Secondly, even if they could distinguish between creativity and procedural assistance in AI, in the case of music production, a lot of paid people make a living mainly being paid for their time to do all the boring procedural parts with only a few brief moments occasionally for the raw creative energy to come out. If those boring procedures are handled by AI, then there will be much less need for advanced education in music and 30 years of piano lessons, etc. There are scores of people out there possessing the raw creative energy to create wonderful music and other forms of art if they but had the procedural knowledge and skills to realize their creative ideas. So this would lead to an explosion of new artistic output but a lot of unemployed professionals that are no longer needed to realize human creativity.

However my observation is that most of the AI efforts seem to be trying to use AI to replace human creativity, which I think is a fatal error for humanity. So far it simply cannot compete with the human mind and possibly never will, but it might get good enough eventually that “good enough” original music will essentially become free and then we will never again have many humans spending time to develop true human creative musical ideas, because nobody will pay for it. It will just become a completely lost art form and music will just be an ever present commodity that is always there and nobody knows how or why
 
While some immediately think about how to "regulate" these tools, that impulse is foreign to me, sort of like regulating pencil and paper.

It's not a question of "when" AI will arrive at the doorstep of musicians. It's already here.

Mixing
The machine learning aspect of AI is already available in many of the mixing tools musicians use today including iZotope Ozone and Neutron.

I'm not sure which other mixing tools are using true AI (by definition) but there are plenty out there and again: they are already in use today by tens of thousands of musicians and producers.

The mix of a piece can greatly alter an audience's perception and emotional response.

Effects
Zynaptiq Adaptiverb is an example of a Reverb that uses AI. There are probably more. From an Attack Magazine article,

Zynaptiq calls Adaptiverb a “harmonic tracking resynthesis reverb” that uses a bionic sustain resynthesizer built using “an AI technique similar to that used to enable self-driving cars to avoid collisions”. It synthesizes a reverb tail using a network of hundreds of oscillators that learn to recreate just the pitched part of the incoming sound. It also has a ray tracing reverb module that again uses AI to simulate the paths sound waves take from a virtual sound source to a virtual listening position in a 3-D room model, except that it does 16,000 of these at the same time. We’d be lying if we said we knew exactly what this meant but one listen to the kinds of reverbs Adaptiverb is capable of proves the famous quotation by Issac Asimov that, “any sufficiently advanced technology is indistinguishable from magic”. from https://www.attackmagazine.com/reviews/the-best/the-best-ai-assist-plugins/

Choosing Sounds
Other tools help virtual drum programmers weed through their huge sample collections to select drum samples (which is arguably part of the creative process) like XLN Audio XO (https://www.xlnaudio.com/products/xo) and Algonaut Atlas (https://algonaut.audio/atlas-1-main/).
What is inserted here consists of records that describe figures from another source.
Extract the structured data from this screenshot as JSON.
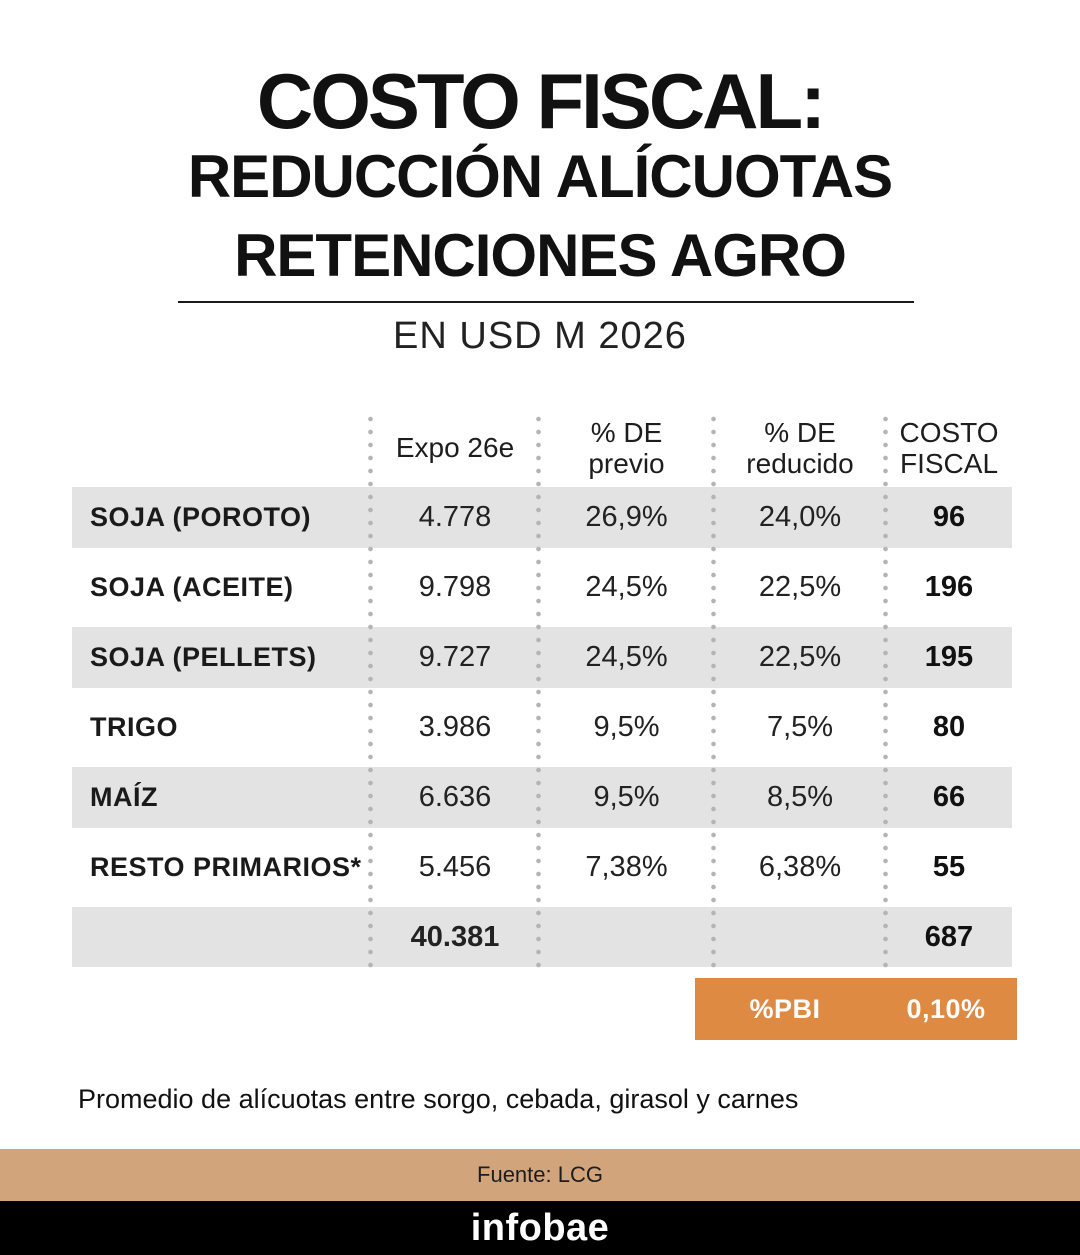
{
  "title": {
    "line1": "COSTO FISCAL:",
    "line2": "REDUCCIÓN ALÍCUOTAS",
    "line3": "RETENCIONES AGRO",
    "subtitle": "EN USD M 2026"
  },
  "table": {
    "headers": [
      "Expo 26e",
      "% DE\nprevio",
      "% DE\nreducido",
      "COSTO\nFISCAL"
    ]
  },
  "chart_data": {
    "type": "table",
    "title": "COSTO FISCAL: REDUCCIÓN ALÍCUOTAS RETENCIONES AGRO",
    "subtitle": "EN USD M 2026",
    "columns": [
      "",
      "Expo 26e",
      "% DE previo",
      "% DE reducido",
      "COSTO FISCAL"
    ],
    "rows": [
      [
        "SOJA (POROTO)",
        "4.778",
        "26,9%",
        "24,0%",
        "96"
      ],
      [
        "SOJA (ACEITE)",
        "9.798",
        "24,5%",
        "22,5%",
        "196"
      ],
      [
        "SOJA (PELLETS)",
        "9.727",
        "24,5%",
        "22,5%",
        "195"
      ],
      [
        "TRIGO",
        "3.986",
        "9,5%",
        "7,5%",
        "80"
      ],
      [
        "MAÍZ",
        "6.636",
        "9,5%",
        "8,5%",
        "66"
      ],
      [
        "RESTO PRIMARIOS*",
        "5.456",
        "7,38%",
        "6,38%",
        "55"
      ]
    ],
    "total_row": {
      "expo": "40.381",
      "costo": "687"
    },
    "pbi_row": {
      "label": "%PBI",
      "value": "0,10%"
    }
  },
  "footnote": "Promedio de alícuotas entre sorgo, cebada, girasol y carnes",
  "footer": {
    "source": "Fuente: LCG",
    "brand": "infobae"
  },
  "colors": {
    "accent_orange": "#de8a42",
    "source_bar_tan": "#d2a47c",
    "row_stripe_gray": "#e3e3e3",
    "brand_bar_black": "#000000"
  }
}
Apparently Jamahook Sound Assistant does this at an even more advanced level.

Choosing Pitches and Rhythms
Finally, tools are already on sale to help pick which notes to use in your compositions, too. Some of them even expect a bit of money in exchange for the right to use their "Composer Assistant" services. Examples include:


From the Flow-Machines website:

Generally, the process of making a song includes composition, lyrics, arrangement, performance, mixing and mastering, but Flow Machines Professional specializes in composition. In recent years, in music production, a method called Co-Writing has been increasing, in which each creator, such as melody, track, arrangement, and songwriting, collaboratively composes by making use of their specialty. With Flow Machines Professional, we have created a new Co-Writing that fuses human creativity with AI music by selecting original melodies proposed by AI with the creator’s sense and promoting music production.